Be that as it may, the following paragraph is, to me, key to why the article is so very, very wrong. Here it is in full:
Washam reported a recurring pattern at American dharma centers of students expressing dissatisfaction with their practice. “Many people complain that they’ve plateaued,” Washam said. “They go to retreat after retreat after retreat, get more blessings by more rinpoches, and they’re like, ‘I’m not fundamentally feeling like I’m changing anymore.’” This mindset is part of what Washam attributes to more Buddhists being willing to explore entheogens.
This paragraph says exactly why psychedelic drugs are not now, nor can they ever be, a part of Buddhist practice.
To be fair, the article also contains a quote that refutes Washam’s position entirely. Jesee Vega Frey, a teacher at Vipassana Hawaii says, “It is the wanting of things to be other than they are that is the heart of our imprisonment. Changing the colors, textures, and flavors of the prison doesn’t lead to freedom.” Unfortunately, this quote is buried in an article filled with rah-rah hype for the use of drugs.
Folks today just now getting the idea of using chemicals to enhance spirituality seem to favor two mutually opposing notions. One is that psychedelics are a brand new thing and we ought to help Buddhism progress by introducing them into the practice. The other is that these kinds of substances have been known and used by people around the world — including India — for thousands of years.
The fact is that the Buddha was well aware of the idea of chemical enhanced spirituality and rejected it 2500 years ago. The rejection of the path of using plant-based or man-made chemicals is as old as Buddhism itself. It is enshrined in the Fifth Buddhist precept.

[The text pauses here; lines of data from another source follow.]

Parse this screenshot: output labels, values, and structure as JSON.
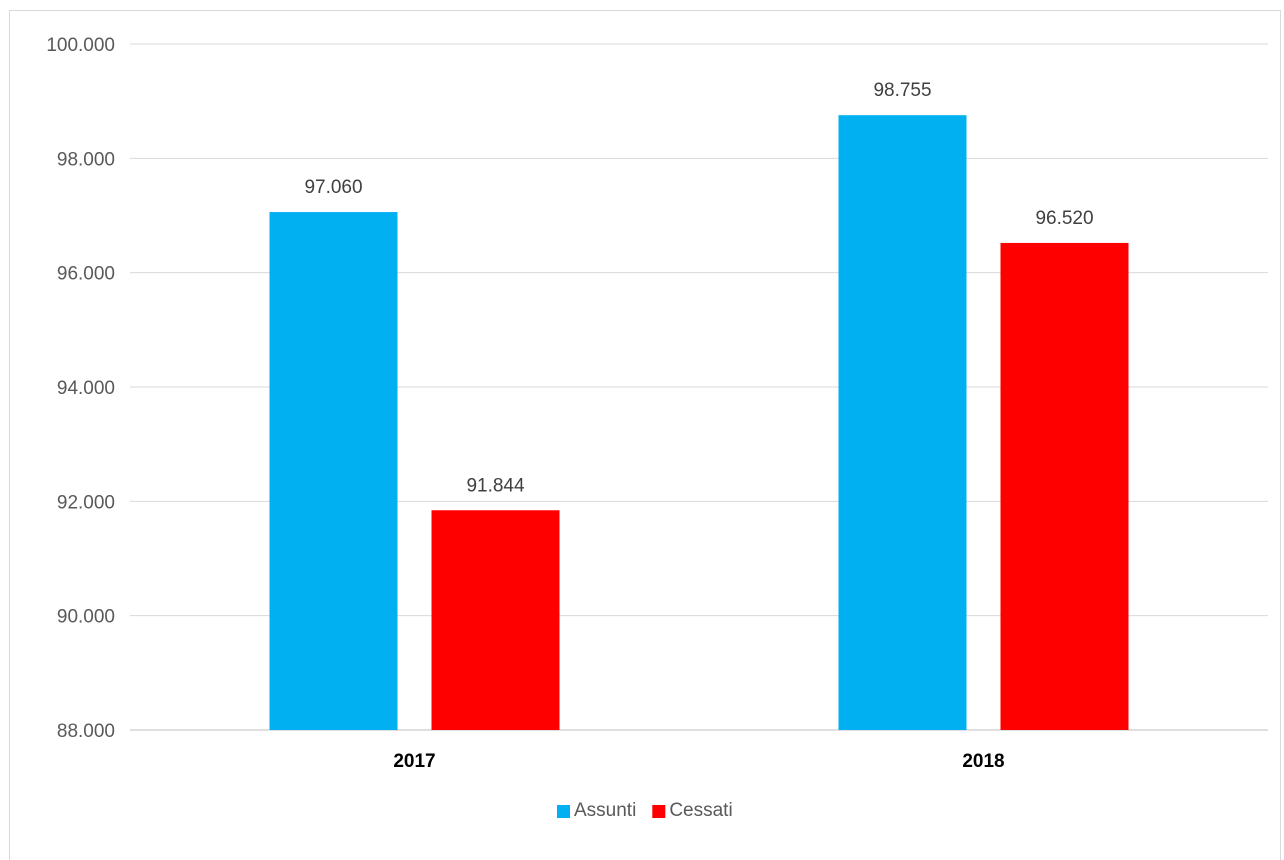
{
  "chart_data": {
    "type": "bar",
    "categories": [
      "2017",
      "2018"
    ],
    "series": [
      {
        "name": "Assunti",
        "values": [
          97060,
          98755
        ],
        "labels": [
          "97.060",
          "98.755"
        ],
        "color": "#00b0f0"
      },
      {
        "name": "Cessati",
        "values": [
          91844,
          96520
        ],
        "labels": [
          "91.844",
          "96.520"
        ],
        "color": "#ff0000"
      }
    ],
    "ylim": [
      88000,
      100000
    ],
    "yticks": [
      88000,
      90000,
      92000,
      94000,
      96000,
      98000,
      100000
    ],
    "ytick_labels": [
      "88.000",
      "90.000",
      "92.000",
      "94.000",
      "96.000",
      "98.000",
      "100.000"
    ],
    "grid": true,
    "legend_position": "bottom",
    "title": "",
    "xlabel": "",
    "ylabel": ""
  }
}
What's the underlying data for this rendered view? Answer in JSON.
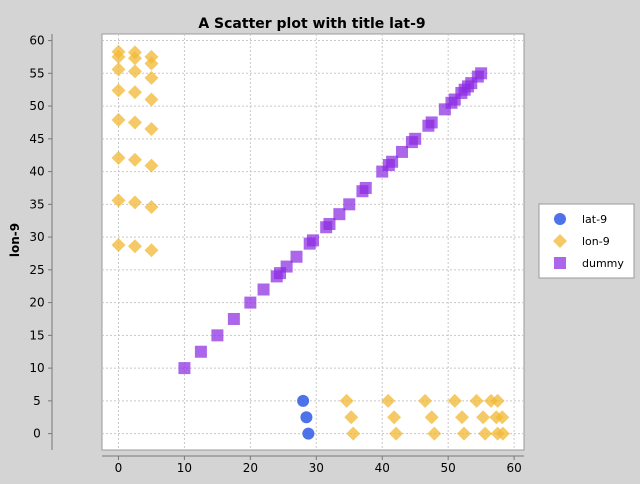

Buddha attained his enlightenment without any chemical assistance and taught others how to do the same. If you call the use of medicines to obtain spiritual insights “Buddhism” you are wrong.
The mindset that Washam says leads Buddhists to explore drugs is precisely the mindset that Buddhism seeks to dive deeply into rather than trying to alleviate it with pretty colors and exciting experiences.
Why do we want things to be other than they are? Why do we feel we have plateaued? We long for fundamental change, but what is it we most need to fundamentally change? Could it be that our desire for something else is the root of our problem? Could it be that satisfying that desire with something that looks like spiritual progress is the very worst thing we could possibly do — not just to ourselves but to everyone around us?
Rather than running off to find new experiences to relieve the boredom of meditation, maybe it would be better to dive deeply into that boredom and find out where it comes from and whether it really needs relieving.
It makes me sad to see Tricycle magazine giving space to an idea that runs so counter to the deepest ideas of Buddhism.